ÍCARO AUGUSTO SANTOS
Expressar minhas percepções de
como sou em um mundo cisheteropatriarcal não é uma tarefa fácil, é um exercício
mental e físico que abre feridas que esse mundo eurocêntrico impõe nas
intersecções de subalternização do meu corpo. Ser gay, negro e de origem do
vale do são patrício, é trazer comigo um passado machista, racista e
patriarcal, que estão imbricados na construção da minha identidade. Assumir que
minha cor de pele, é o que condiciona o meu destino na sociedade, e entender
que minha orientação sexual e minha classe social, podem me matar a qualquer
momento, é viver com medo de ser quem eu sou. Falar sobre minha subjetividade
quanto indivíduo de uma sociedade que sempre me negou esse direito e colocar no
papel, as tristes dores e marcas de opressão no meu corpo doem a cada palavra.
Parar para refletir quem eu sou é mexer na minha ferida, mas que mesmo
sangrando sei que é necessário o curativo para sarar. Sim, escrevo chorando,
pois sempre me foi dito que chorar não é coisa de homem, que ser frágil é coisa
de mulher. Não, chorar é coisa de gente, coisa de gente que sofre coisa de
gente que sente dor. Ande igual homem, ouvia quando criança. Fale como um homem
ouvia a todo tempo. Corte este cabelo, você está parecendo “bicho do mato”,
ouço até hoje. Assumir quem eu sou é ir contrário a todas essas violências que
me foram acometidas durante toda minha vida, por isso, escrevo aos meus,
escrevo a cada jovem gay que se sente com medo por ser quem é, escrevo com a
força de meus antepassados, que morreram para que hoje eu pudesse aqui estar.
Este texto surge por meio de encontros realizados por intermédio de uma Prática
como Componente Curricular, na Faculdade de Letras da Universidade de Goiás,
com o projeto intitulado: Expressões de percepções: como é ser o que você é no
mundo cisheteropatriarcal, com orientação da professora Drª Tânia Resende, na
qual pude experimentar o quão bom é ter alguém para se conversar. Sendo assim,
surge a proposta de criação de um dicionário bilíngue de Libras/ Português, que
abrangem sinais da comunidade LGBTI+, comunidades as quais me encontro
inserido, com o intuito de levar informação à comunidade surda, logo, já trago
aqui um pequeno vocabulário, tendo em vista que alguns outros sinais ainda estão
sendo estudados pela comunidade surda. Para isso, é importante destacar que, os Surdos por muitos
séculos tiveram seus direitos violados, uma vez que, eram impedidos de se
comunicarem por meio das línguas de sinais. A grande maioria das escolas
proibia o uso das línguas de sinais e forçava a oralização e leitura labial em
seus alunos surdos. Quando os surdos desobedeciam estas ordens, eram castigados
fisicamente e tinham suas mãos amarradas dentro de sala de aula (GESSER, 2009).
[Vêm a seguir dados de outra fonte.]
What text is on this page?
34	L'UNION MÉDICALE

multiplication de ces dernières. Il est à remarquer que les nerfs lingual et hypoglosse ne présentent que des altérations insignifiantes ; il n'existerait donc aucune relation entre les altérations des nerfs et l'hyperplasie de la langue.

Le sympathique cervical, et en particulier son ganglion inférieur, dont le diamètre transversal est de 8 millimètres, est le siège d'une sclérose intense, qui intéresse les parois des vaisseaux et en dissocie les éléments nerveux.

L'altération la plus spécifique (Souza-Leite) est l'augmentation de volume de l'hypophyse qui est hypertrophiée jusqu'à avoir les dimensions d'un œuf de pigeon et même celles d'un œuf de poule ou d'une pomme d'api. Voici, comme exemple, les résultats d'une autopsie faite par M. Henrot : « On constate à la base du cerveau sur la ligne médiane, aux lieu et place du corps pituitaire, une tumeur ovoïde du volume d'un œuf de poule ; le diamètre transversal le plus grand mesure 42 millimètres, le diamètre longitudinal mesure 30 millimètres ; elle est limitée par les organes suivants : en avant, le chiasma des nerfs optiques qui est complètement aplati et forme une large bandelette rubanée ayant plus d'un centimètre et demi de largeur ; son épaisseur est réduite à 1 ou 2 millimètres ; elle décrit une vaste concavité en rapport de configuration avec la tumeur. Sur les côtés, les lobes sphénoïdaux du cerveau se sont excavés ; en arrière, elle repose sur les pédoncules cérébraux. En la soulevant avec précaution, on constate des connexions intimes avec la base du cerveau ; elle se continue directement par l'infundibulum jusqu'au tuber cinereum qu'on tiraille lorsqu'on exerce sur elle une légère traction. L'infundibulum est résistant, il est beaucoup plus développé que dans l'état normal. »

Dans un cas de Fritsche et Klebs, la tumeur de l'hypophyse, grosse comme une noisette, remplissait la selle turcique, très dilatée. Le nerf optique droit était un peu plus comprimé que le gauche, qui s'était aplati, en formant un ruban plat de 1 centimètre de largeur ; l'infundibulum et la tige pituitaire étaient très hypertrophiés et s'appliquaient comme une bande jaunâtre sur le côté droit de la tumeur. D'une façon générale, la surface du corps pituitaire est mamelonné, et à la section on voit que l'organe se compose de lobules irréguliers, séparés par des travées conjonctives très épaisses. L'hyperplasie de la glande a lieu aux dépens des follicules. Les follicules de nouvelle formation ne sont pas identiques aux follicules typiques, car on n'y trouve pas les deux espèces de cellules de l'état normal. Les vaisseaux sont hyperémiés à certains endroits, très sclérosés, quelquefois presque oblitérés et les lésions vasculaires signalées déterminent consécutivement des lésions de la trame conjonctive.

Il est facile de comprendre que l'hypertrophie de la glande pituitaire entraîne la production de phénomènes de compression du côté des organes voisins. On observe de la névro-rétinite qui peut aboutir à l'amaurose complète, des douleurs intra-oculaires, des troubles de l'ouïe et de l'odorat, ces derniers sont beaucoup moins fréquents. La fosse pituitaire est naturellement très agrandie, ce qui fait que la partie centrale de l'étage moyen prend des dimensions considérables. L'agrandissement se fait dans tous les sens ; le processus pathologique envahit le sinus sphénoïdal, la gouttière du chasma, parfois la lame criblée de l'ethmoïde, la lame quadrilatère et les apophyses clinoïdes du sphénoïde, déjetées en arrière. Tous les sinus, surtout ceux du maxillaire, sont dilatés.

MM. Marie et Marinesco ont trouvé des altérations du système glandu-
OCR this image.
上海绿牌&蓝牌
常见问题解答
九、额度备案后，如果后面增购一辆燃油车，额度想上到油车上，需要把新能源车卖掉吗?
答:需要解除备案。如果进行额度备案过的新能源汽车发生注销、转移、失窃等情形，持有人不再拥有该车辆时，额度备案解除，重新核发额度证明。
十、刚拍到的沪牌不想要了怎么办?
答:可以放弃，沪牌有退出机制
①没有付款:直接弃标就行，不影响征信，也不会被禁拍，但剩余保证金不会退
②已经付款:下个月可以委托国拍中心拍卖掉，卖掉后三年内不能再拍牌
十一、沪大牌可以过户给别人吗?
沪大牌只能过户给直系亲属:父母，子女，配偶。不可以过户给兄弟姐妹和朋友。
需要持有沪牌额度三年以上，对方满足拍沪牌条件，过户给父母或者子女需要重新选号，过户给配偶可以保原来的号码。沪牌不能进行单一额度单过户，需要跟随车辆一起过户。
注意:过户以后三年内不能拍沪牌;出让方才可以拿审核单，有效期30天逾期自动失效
Os movimentos de surdos (as), bem como os movimentos sociais da comunidade
LGBTI+ no Brasil, desde muitos anos, têm buscado o debate para a formação de
políticas públicas que assegurem seus direitos como cidadãos (ãs) brasileiros
(as). Diante disso, no ano de 2002, foi sancionada a “Lei da Libras”, Lei
10.436, que reconhece a Língua Brasileira de Sinais (Libras), como instrumento
legal de comunicação da comunidade surda, propiciando assim a surdos (as),
ocuparem espaços na sociedade que antes lhes eram negados. Além disso, vale
ainda salientar, que os movimentos LBGTI+ no Brasil, surgem com a criação da
Associação Brasileira de Lébicas, Gays, Bissexuais, Travestis, Transexuais e
Intersexos (ABGLT), fundada em 31 de janeiro do ano de 1995, com a participação
de 31 grupos, tornou-se hoje uma rede nacional de mais de 300 organizações
afiliadas, sendo a maior organização de gênero da América Latina e Caribe, na
qual, tem como objetivo e missão:
promover
ações que garantam a cidadania e os direitos humanos de LGBTs, contribuindo
para a construção de uma sociedade democrática, na qual nenhuma pessoa seja
submetida a quaisquer formas de discriminação, coerção e violência, em razão de
suas orientações sexuais e identidades de gênero (ABGLT, 2019).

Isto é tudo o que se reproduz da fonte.